Sex roles can be flexible, and sometimes reversed. In the case of the gallinule-like jacana, the female is the larger, showier, more aggressive sex: the brightly colored bird will compete with other females to gather a harem of males, who perform all the parental duties (including even rescuing chicks from crocodiles).
Birds’ genetic response to childcare is a crazy patchwork of reproductive investment strategies: most songbirds, whose chicks depend on their parents for all their needs after hatching, share in the tasks of feeding, while Kentish Plover chicks are so independent (able to walk three quarters of a mile within hours of hatching), that the female takes off to find another mate elsewhere, leaving the male to supervise. Common Loon chicks can dive within a few days of hatching, but continue to ride on their parents’ backs and be fed by them.

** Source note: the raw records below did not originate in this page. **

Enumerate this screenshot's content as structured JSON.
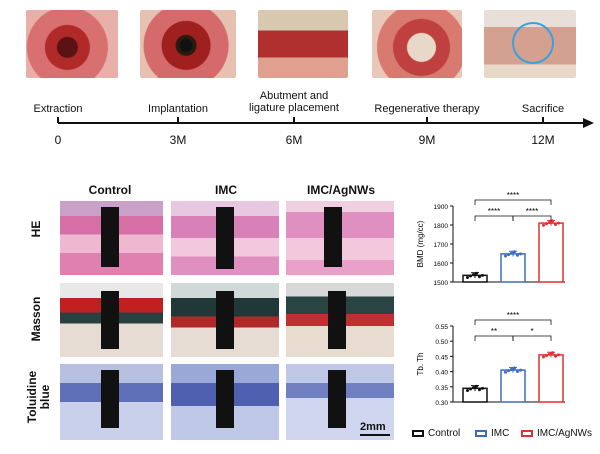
{
  "timeline": {
    "steps": [
      {
        "label": "Extraction",
        "tick": "0"
      },
      {
        "label": "Implantation",
        "tick": "3M"
      },
      {
        "label": "Abutment and\nligature placement",
        "tick": "6M"
      },
      {
        "label": "Regenerative therapy",
        "tick": "9M"
      },
      {
        "label": "Sacrifice",
        "tick": "12M"
      }
    ]
  },
  "histology": {
    "columns": [
      "Control",
      "IMC",
      "IMC/AgNWs"
    ],
    "rows": [
      "HE",
      "Masson",
      "Toluidine\nblue"
    ],
    "scale_bar": "2mm"
  },
  "colors": {
    "control": "#111111",
    "imc": "#3b6cc4",
    "imc_agnws": "#e03131"
  },
  "chart_data": [
    {
      "type": "bar",
      "ylabel": "BMD (mg/cc)",
      "categories": [
        "Control",
        "IMC",
        "IMC/AgNWs"
      ],
      "values": [
        1535,
        1648,
        1810
      ],
      "ylim": [
        1500,
        1900
      ],
      "yticks": [
        "1500",
        "1600",
        "1700",
        "1800",
        "1900"
      ],
      "significance": [
        {
          "pair": [
            "Control",
            "IMC"
          ],
          "label": "****"
        },
        {
          "pair": [
            "IMC",
            "IMC/AgNWs"
          ],
          "label": "****"
        },
        {
          "pair": [
            "Control",
            "IMC/AgNWs"
          ],
          "label": "****"
        }
      ]
    },
    {
      "type": "bar",
      "ylabel": "Tb. Th",
      "categories": [
        "Control",
        "IMC",
        "IMC/AgNWs"
      ],
      "values": [
        0.345,
        0.405,
        0.455
      ],
      "ylim": [
        0.3,
        0.55
      ],
      "yticks": [
        "0.30",
        "0.35",
        "0.40",
        "0.45",
        "0.50",
        "0.55"
      ],
      "significance": [
        {
          "pair": [
            "Control",
            "IMC"
          ],
          "label": "**"
        },
        {
          "pair": [
            "IMC",
            "IMC/AgNWs"
          ],
          "label": "*"
        },
        {
          "pair": [
            "Control",
            "IMC/AgNWs"
          ],
          "label": "****"
        }
      ]
    }
  ],
  "legend": [
    "Control",
    "IMC",
    "IMC/AgNWs"
  ]
}
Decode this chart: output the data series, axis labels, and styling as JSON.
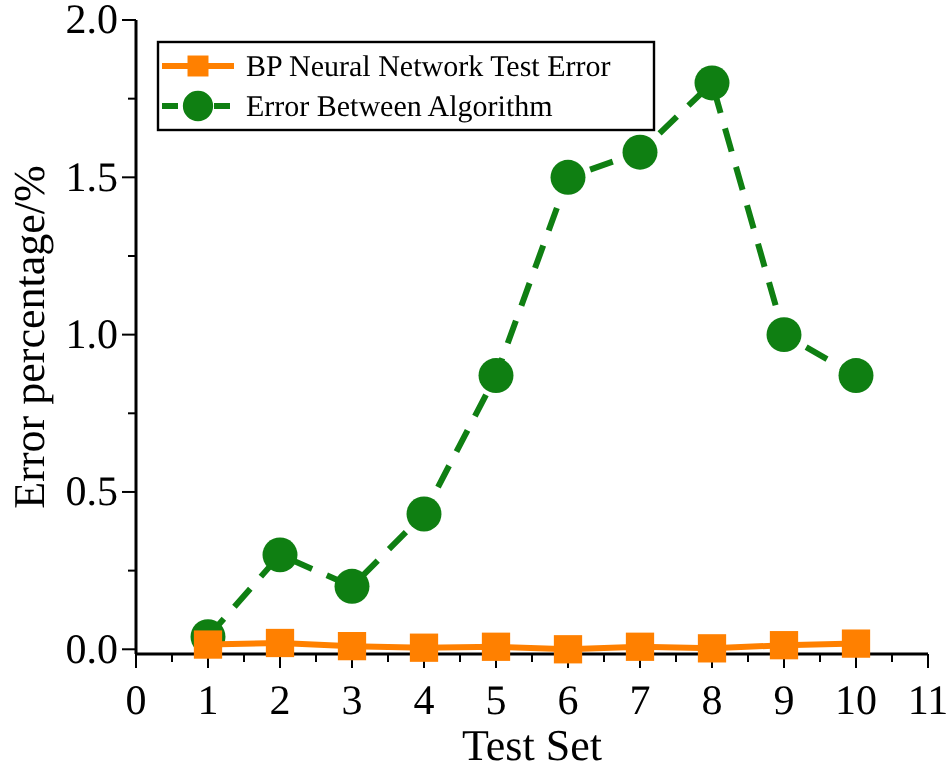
{
  "chart_data": {
    "type": "line",
    "xlabel": "Test Set",
    "ylabel": "Error percentage/%",
    "x": [
      1,
      2,
      3,
      4,
      5,
      6,
      7,
      8,
      9,
      10
    ],
    "series": [
      {
        "name": "BP Neural Network Test Error",
        "color": "#ff8000",
        "marker": "square",
        "line_style": "solid",
        "values": [
          0.015,
          0.02,
          0.01,
          0.005,
          0.008,
          0.0,
          0.008,
          0.003,
          0.013,
          0.018
        ]
      },
      {
        "name": "Error Between Algorithm",
        "color": "#0f7f12",
        "marker": "circle",
        "line_style": "dashed",
        "values": [
          0.04,
          0.3,
          0.2,
          0.43,
          0.87,
          1.5,
          1.58,
          1.8,
          1.0,
          0.87
        ]
      }
    ],
    "xlim": [
      0,
      11
    ],
    "ylim": [
      -0.015,
      2.0
    ],
    "xticks": [
      0,
      {
        "value": 0.5,
        "label": null
      },
      1,
      {
        "value": 1.5,
        "label": null
      },
      2,
      {
        "value": 2.5,
        "label": null
      },
      3,
      {
        "value": 3.5,
        "label": null
      },
      4,
      {
        "value": 4.5,
        "label": null
      },
      5,
      {
        "value": 5.5,
        "label": null
      },
      6,
      {
        "value": 6.5,
        "label": null
      },
      7,
      {
        "value": 7.5,
        "label": null
      },
      8,
      {
        "value": 8.5,
        "label": null
      },
      9,
      {
        "value": 9.5,
        "label": null
      },
      10,
      {
        "value": 10.5,
        "label": null
      },
      11
    ],
    "yticks": [
      {
        "value": 0,
        "label": "0.0"
      },
      {
        "value": 0.25,
        "label": null
      },
      0.5,
      {
        "value": 0.75,
        "label": null
      },
      {
        "value": 1,
        "label": "1.0"
      },
      {
        "value": 1.25,
        "label": null
      },
      1.5,
      {
        "value": 1.75,
        "label": null
      },
      {
        "value": 2,
        "label": "2.0"
      }
    ],
    "grid": false,
    "legend": "top left"
  }
}
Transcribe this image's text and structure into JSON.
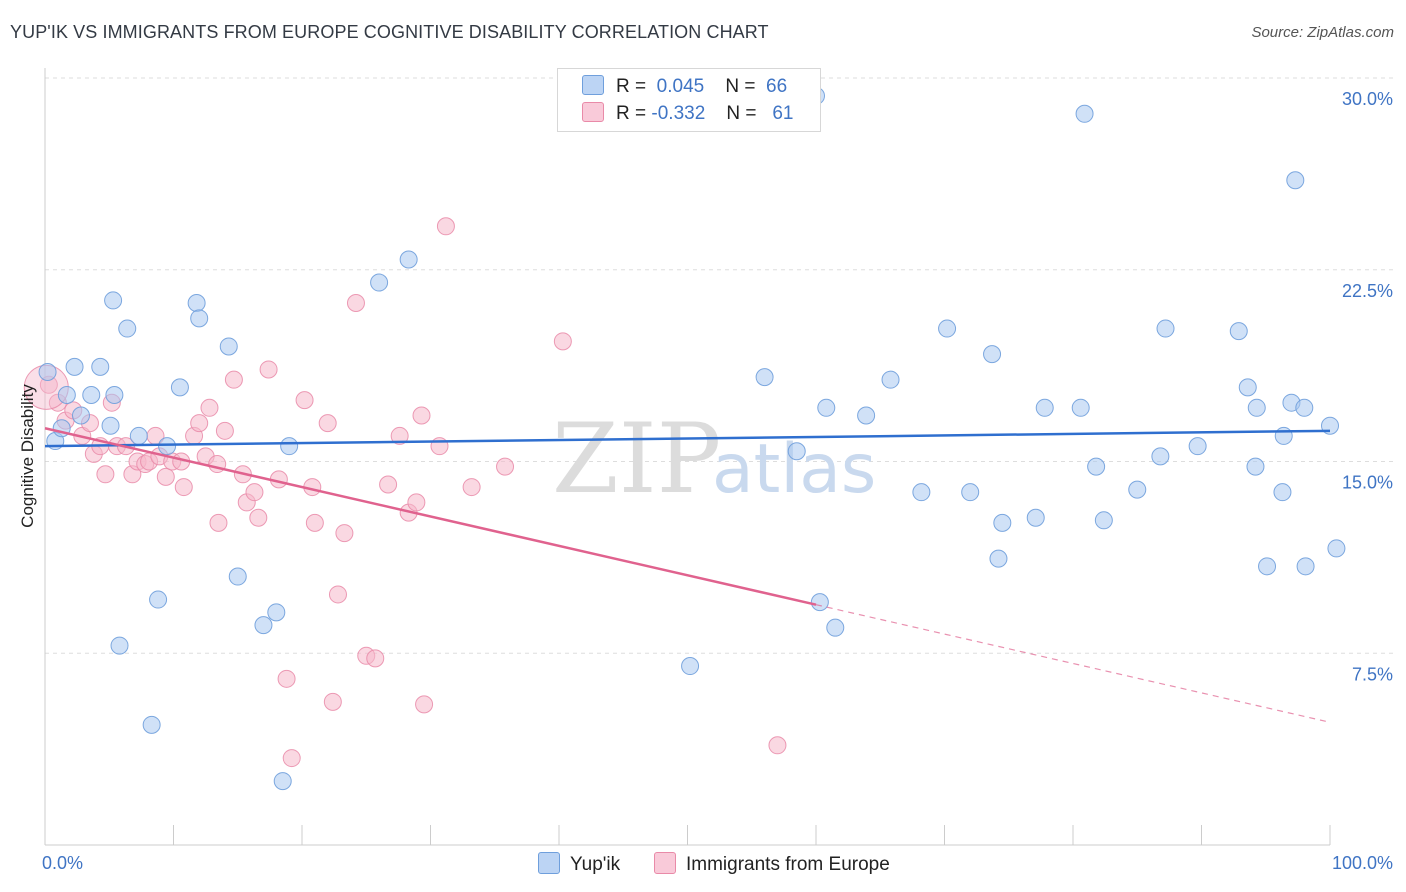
{
  "title": "YUP'IK VS IMMIGRANTS FROM EUROPE COGNITIVE DISABILITY CORRELATION CHART",
  "source": "Source: ZipAtlas.com",
  "watermark": {
    "zip": "ZIP",
    "atlas": "atlas"
  },
  "legend": {
    "row1": {
      "r_label": "R =",
      "r_value": "0.045",
      "n_label": "N =",
      "n_value": "66"
    },
    "row2": {
      "r_label": "R =",
      "r_value": "-0.332",
      "n_label": "N =",
      "n_value": "61"
    }
  },
  "colors": {
    "blue_fill": "#a9c8f0",
    "blue_stroke": "#6f9fdc",
    "blue_line": "#2f6fcf",
    "pink_fill": "#f5b8cb",
    "pink_stroke": "#e98aa8",
    "pink_line": "#e0628e",
    "tick": "#3f74c4"
  },
  "chart_data": {
    "type": "scatter",
    "title": "YUP'IK VS IMMIGRANTS FROM EUROPE COGNITIVE DISABILITY CORRELATION CHART",
    "xlabel": "",
    "ylabel": "Cognitive Disability",
    "xlim": [
      0,
      100
    ],
    "ylim": [
      0,
      30
    ],
    "x_tick_labels": [
      "0.0%",
      "100.0%"
    ],
    "y_ticks": [
      7.5,
      15.0,
      22.5,
      30.0
    ],
    "y_tick_labels": [
      "7.5%",
      "15.0%",
      "22.5%",
      "30.0%"
    ],
    "grid": true,
    "legend_position": "top-center",
    "series": [
      {
        "name": "Yup'ik",
        "R": 0.045,
        "N": 66,
        "trend": {
          "x": [
            0,
            100
          ],
          "y": [
            15.6,
            16.2
          ]
        },
        "points": [
          [
            0.2,
            18.5
          ],
          [
            0.8,
            15.8
          ],
          [
            1.3,
            16.3
          ],
          [
            1.7,
            17.6
          ],
          [
            2.3,
            18.7
          ],
          [
            2.8,
            16.8
          ],
          [
            3.6,
            17.6
          ],
          [
            4.3,
            18.7
          ],
          [
            5.1,
            16.4
          ],
          [
            5.4,
            17.6
          ],
          [
            5.3,
            21.3
          ],
          [
            5.8,
            7.8
          ],
          [
            6.4,
            20.2
          ],
          [
            7.3,
            16.0
          ],
          [
            8.3,
            4.7
          ],
          [
            8.8,
            9.6
          ],
          [
            9.5,
            15.6
          ],
          [
            10.5,
            17.9
          ],
          [
            11.8,
            21.2
          ],
          [
            12.0,
            20.6
          ],
          [
            14.3,
            19.5
          ],
          [
            15.0,
            10.5
          ],
          [
            17.0,
            8.6
          ],
          [
            18.0,
            9.1
          ],
          [
            18.5,
            2.5
          ],
          [
            19.0,
            15.6
          ],
          [
            26.0,
            22.0
          ],
          [
            28.3,
            22.9
          ],
          [
            60.0,
            29.3
          ],
          [
            50.2,
            7.0
          ],
          [
            56.0,
            18.3
          ],
          [
            58.5,
            15.4
          ],
          [
            60.3,
            9.5
          ],
          [
            60.8,
            17.1
          ],
          [
            61.5,
            8.5
          ],
          [
            63.9,
            16.8
          ],
          [
            65.8,
            18.2
          ],
          [
            68.2,
            13.8
          ],
          [
            70.2,
            20.2
          ],
          [
            72.0,
            13.8
          ],
          [
            73.7,
            19.2
          ],
          [
            74.2,
            11.2
          ],
          [
            74.5,
            12.6
          ],
          [
            77.1,
            12.8
          ],
          [
            77.8,
            17.1
          ],
          [
            80.6,
            17.1
          ],
          [
            80.9,
            28.6
          ],
          [
            81.8,
            14.8
          ],
          [
            82.4,
            12.7
          ],
          [
            85.0,
            13.9
          ],
          [
            86.8,
            15.2
          ],
          [
            87.2,
            20.2
          ],
          [
            89.7,
            15.6
          ],
          [
            92.9,
            20.1
          ],
          [
            93.6,
            17.9
          ],
          [
            94.2,
            14.8
          ],
          [
            94.3,
            17.1
          ],
          [
            95.1,
            10.9
          ],
          [
            96.3,
            13.8
          ],
          [
            96.4,
            16.0
          ],
          [
            97.0,
            17.3
          ],
          [
            97.3,
            26.0
          ],
          [
            98.0,
            17.1
          ],
          [
            98.1,
            10.9
          ],
          [
            100.0,
            16.4
          ],
          [
            100.5,
            11.6
          ]
        ]
      },
      {
        "name": "Immigrants from Europe",
        "R": -0.332,
        "N": 61,
        "trend": {
          "x": [
            0,
            60
          ],
          "y": [
            16.3,
            9.4
          ]
        },
        "trend_dashed": {
          "x": [
            60,
            100
          ],
          "y": [
            9.4,
            4.8
          ]
        },
        "points": [
          [
            0.3,
            18.0
          ],
          [
            1.0,
            17.3
          ],
          [
            1.6,
            16.6
          ],
          [
            2.2,
            17.0
          ],
          [
            2.9,
            16.0
          ],
          [
            3.5,
            16.5
          ],
          [
            3.8,
            15.3
          ],
          [
            4.3,
            15.6
          ],
          [
            4.7,
            14.5
          ],
          [
            5.2,
            17.3
          ],
          [
            5.6,
            15.6
          ],
          [
            6.3,
            15.6
          ],
          [
            6.8,
            14.5
          ],
          [
            7.2,
            15.0
          ],
          [
            7.8,
            14.9
          ],
          [
            8.1,
            15.0
          ],
          [
            8.6,
            16.0
          ],
          [
            8.9,
            15.2
          ],
          [
            9.4,
            14.4
          ],
          [
            9.9,
            15.0
          ],
          [
            10.6,
            15.0
          ],
          [
            10.8,
            14.0
          ],
          [
            11.6,
            16.0
          ],
          [
            12.0,
            16.5
          ],
          [
            12.5,
            15.2
          ],
          [
            12.8,
            17.1
          ],
          [
            13.4,
            14.9
          ],
          [
            13.5,
            12.6
          ],
          [
            14.0,
            16.2
          ],
          [
            14.7,
            18.2
          ],
          [
            15.4,
            14.5
          ],
          [
            15.7,
            13.4
          ],
          [
            16.3,
            13.8
          ],
          [
            16.6,
            12.8
          ],
          [
            17.4,
            18.6
          ],
          [
            18.2,
            14.3
          ],
          [
            18.8,
            6.5
          ],
          [
            19.2,
            3.4
          ],
          [
            20.2,
            17.4
          ],
          [
            20.8,
            14.0
          ],
          [
            21.0,
            12.6
          ],
          [
            22.0,
            16.5
          ],
          [
            22.4,
            5.6
          ],
          [
            22.8,
            9.8
          ],
          [
            23.3,
            12.2
          ],
          [
            24.2,
            21.2
          ],
          [
            25.0,
            7.4
          ],
          [
            25.7,
            7.3
          ],
          [
            26.7,
            14.1
          ],
          [
            27.6,
            16.0
          ],
          [
            28.3,
            13.0
          ],
          [
            28.9,
            13.4
          ],
          [
            29.3,
            16.8
          ],
          [
            29.5,
            5.5
          ],
          [
            30.7,
            15.6
          ],
          [
            31.2,
            24.2
          ],
          [
            33.2,
            14.0
          ],
          [
            35.8,
            14.8
          ],
          [
            40.3,
            19.7
          ],
          [
            57.0,
            3.9
          ],
          [
            0.1,
            17.9
          ]
        ]
      }
    ]
  },
  "bottom_legend": {
    "item1": "Yup'ik",
    "item2": "Immigrants from Europe"
  }
}
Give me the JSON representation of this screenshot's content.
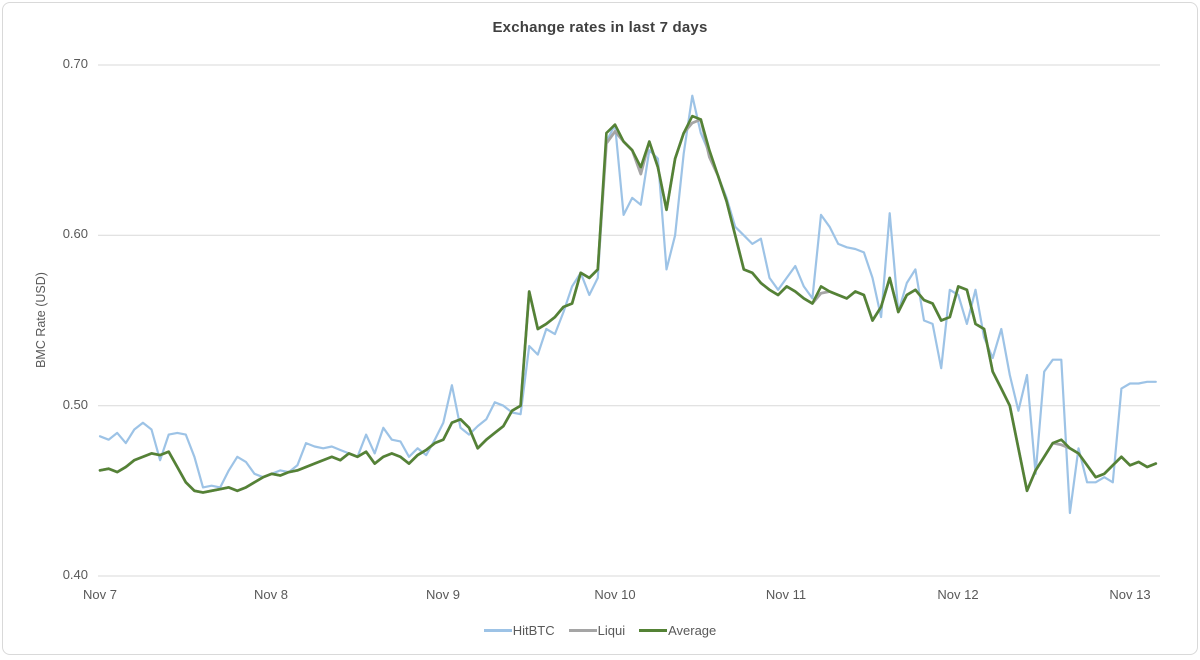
{
  "chart": {
    "title": "Exchange rates in last 7 days",
    "y_axis_label": "BMC Rate (USD)",
    "y_tick_labels": [
      "0.70",
      "0.60",
      "0.50",
      "0.40"
    ],
    "x_tick_labels": [
      "Nov 7",
      "Nov 8",
      "Nov 9",
      "Nov 10",
      "Nov 11",
      "Nov 12",
      "Nov 13"
    ]
  },
  "chart_data": {
    "type": "line",
    "title": "Exchange rates in last 7 days",
    "xlabel": "",
    "ylabel": "BMC Rate (USD)",
    "ylim": [
      0.4,
      0.7
    ],
    "y_ticks": [
      0.7,
      0.6,
      0.5,
      0.4
    ],
    "x_tick_labels": [
      "Nov 7",
      "Nov 8",
      "Nov 9",
      "Nov 10",
      "Nov 11",
      "Nov 12",
      "Nov 13"
    ],
    "x_start_day": 0,
    "x_step_days": 0.05,
    "grid": "horizontal",
    "legend_position": "bottom",
    "colors": {
      "grid": "#d9d9d9",
      "text": "#595959",
      "title": "#404040"
    },
    "series": [
      {
        "name": "HitBTC",
        "color": "#9DC3E6",
        "values": [
          0.482,
          0.48,
          0.484,
          0.478,
          0.486,
          0.49,
          0.486,
          0.468,
          0.483,
          0.484,
          0.483,
          0.47,
          0.452,
          0.453,
          0.452,
          0.462,
          0.47,
          0.467,
          0.46,
          0.458,
          0.46,
          0.462,
          0.461,
          0.465,
          0.478,
          0.476,
          0.475,
          0.476,
          0.474,
          0.472,
          0.47,
          0.483,
          0.472,
          0.487,
          0.48,
          0.479,
          0.47,
          0.475,
          0.471,
          0.48,
          0.49,
          0.512,
          0.487,
          0.483,
          0.488,
          0.492,
          0.502,
          0.5,
          0.496,
          0.495,
          0.535,
          0.53,
          0.545,
          0.542,
          0.555,
          0.57,
          0.578,
          0.565,
          0.575,
          0.655,
          0.665,
          0.612,
          0.622,
          0.618,
          0.65,
          0.645,
          0.58,
          0.6,
          0.648,
          0.682,
          0.66,
          0.648,
          0.635,
          0.622,
          0.605,
          0.6,
          0.595,
          0.598,
          0.575,
          0.568,
          0.575,
          0.582,
          0.57,
          0.563,
          0.612,
          0.605,
          0.595,
          0.593,
          0.592,
          0.59,
          0.575,
          0.552,
          0.613,
          0.555,
          0.572,
          0.58,
          0.55,
          0.548,
          0.522,
          0.568,
          0.565,
          0.548,
          0.568,
          0.54,
          0.528,
          0.545,
          0.518,
          0.497,
          0.518,
          0.46,
          0.52,
          0.527,
          0.527,
          0.437,
          0.475,
          0.455,
          0.455,
          0.458,
          0.455,
          0.51,
          0.513,
          0.513,
          0.514,
          0.514
        ]
      },
      {
        "name": "Liqui",
        "color": "#A5A5A5",
        "values": [
          0.462,
          0.463,
          0.461,
          0.464,
          0.468,
          0.47,
          0.472,
          0.471,
          0.473,
          0.464,
          0.455,
          0.45,
          0.449,
          0.45,
          0.451,
          0.452,
          0.45,
          0.452,
          0.455,
          0.458,
          0.46,
          0.459,
          0.461,
          0.462,
          0.464,
          0.466,
          0.468,
          0.47,
          0.468,
          0.472,
          0.47,
          0.473,
          0.466,
          0.47,
          0.472,
          0.47,
          0.466,
          0.471,
          0.474,
          0.478,
          0.48,
          0.49,
          0.492,
          0.487,
          0.475,
          0.48,
          0.484,
          0.488,
          0.497,
          0.5,
          0.567,
          0.545,
          0.548,
          0.552,
          0.558,
          0.56,
          0.578,
          0.575,
          0.58,
          0.654,
          0.661,
          0.655,
          0.65,
          0.636,
          0.655,
          0.64,
          0.615,
          0.645,
          0.66,
          0.666,
          0.668,
          0.646,
          0.635,
          0.62,
          0.6,
          0.58,
          0.578,
          0.572,
          0.568,
          0.565,
          0.57,
          0.567,
          0.563,
          0.56,
          0.566,
          0.567,
          0.565,
          0.563,
          0.567,
          0.565,
          0.55,
          0.558,
          0.575,
          0.555,
          0.565,
          0.568,
          0.562,
          0.56,
          0.55,
          0.552,
          0.57,
          0.568,
          0.548,
          0.545,
          0.52,
          0.51,
          0.5,
          0.475,
          0.45,
          0.462,
          0.47,
          0.478,
          0.477,
          0.475,
          0.472,
          0.465,
          0.458,
          0.46,
          0.465,
          0.47,
          0.465,
          0.467,
          0.464,
          0.466
        ]
      },
      {
        "name": "Average",
        "color": "#548235",
        "values": [
          0.462,
          0.463,
          0.461,
          0.464,
          0.468,
          0.47,
          0.472,
          0.471,
          0.473,
          0.464,
          0.455,
          0.45,
          0.449,
          0.45,
          0.451,
          0.452,
          0.45,
          0.452,
          0.455,
          0.458,
          0.46,
          0.459,
          0.461,
          0.462,
          0.464,
          0.466,
          0.468,
          0.47,
          0.468,
          0.472,
          0.47,
          0.473,
          0.466,
          0.47,
          0.472,
          0.47,
          0.466,
          0.471,
          0.474,
          0.478,
          0.48,
          0.49,
          0.492,
          0.487,
          0.475,
          0.48,
          0.484,
          0.488,
          0.497,
          0.5,
          0.567,
          0.545,
          0.548,
          0.552,
          0.558,
          0.56,
          0.578,
          0.575,
          0.58,
          0.66,
          0.665,
          0.655,
          0.65,
          0.64,
          0.655,
          0.64,
          0.615,
          0.645,
          0.66,
          0.67,
          0.668,
          0.65,
          0.635,
          0.62,
          0.6,
          0.58,
          0.578,
          0.572,
          0.568,
          0.565,
          0.57,
          0.567,
          0.563,
          0.56,
          0.57,
          0.567,
          0.565,
          0.563,
          0.567,
          0.565,
          0.55,
          0.558,
          0.575,
          0.555,
          0.565,
          0.568,
          0.562,
          0.56,
          0.55,
          0.552,
          0.57,
          0.568,
          0.548,
          0.545,
          0.52,
          0.51,
          0.5,
          0.475,
          0.45,
          0.462,
          0.47,
          0.478,
          0.48,
          0.475,
          0.472,
          0.465,
          0.458,
          0.46,
          0.465,
          0.47,
          0.465,
          0.467,
          0.464,
          0.466
        ]
      }
    ]
  }
}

Some species, like the Brown-headed Cowbird of North America and Common Cuckoo of Eurasia, shrug off parental duties entirely, sneaking their eggs into other species’ nests. On discovering the intruder, some parasitized birds may break the foreign egg or starve the fledging, while others may haplessly raise the parasitic bird’s chick. At the other end of the spectrum, female Common Merganser “carpool moms” are known to gamely shepherd the offspring of other Common Mergansers, sometimes leading large groups of 50 or more chicks, which require a low level of individual parental care: “it’s relatively cheap,” writes Dr. Tong.
When no open territory is available, older juveniles ready to live independently may stay with their parents—a phenomenon also well known to human parents. These “teenage” birds are not free-loaders, however; they help care for their parents’ next brood of offspring, possibly one day inheriting their parents’ territory.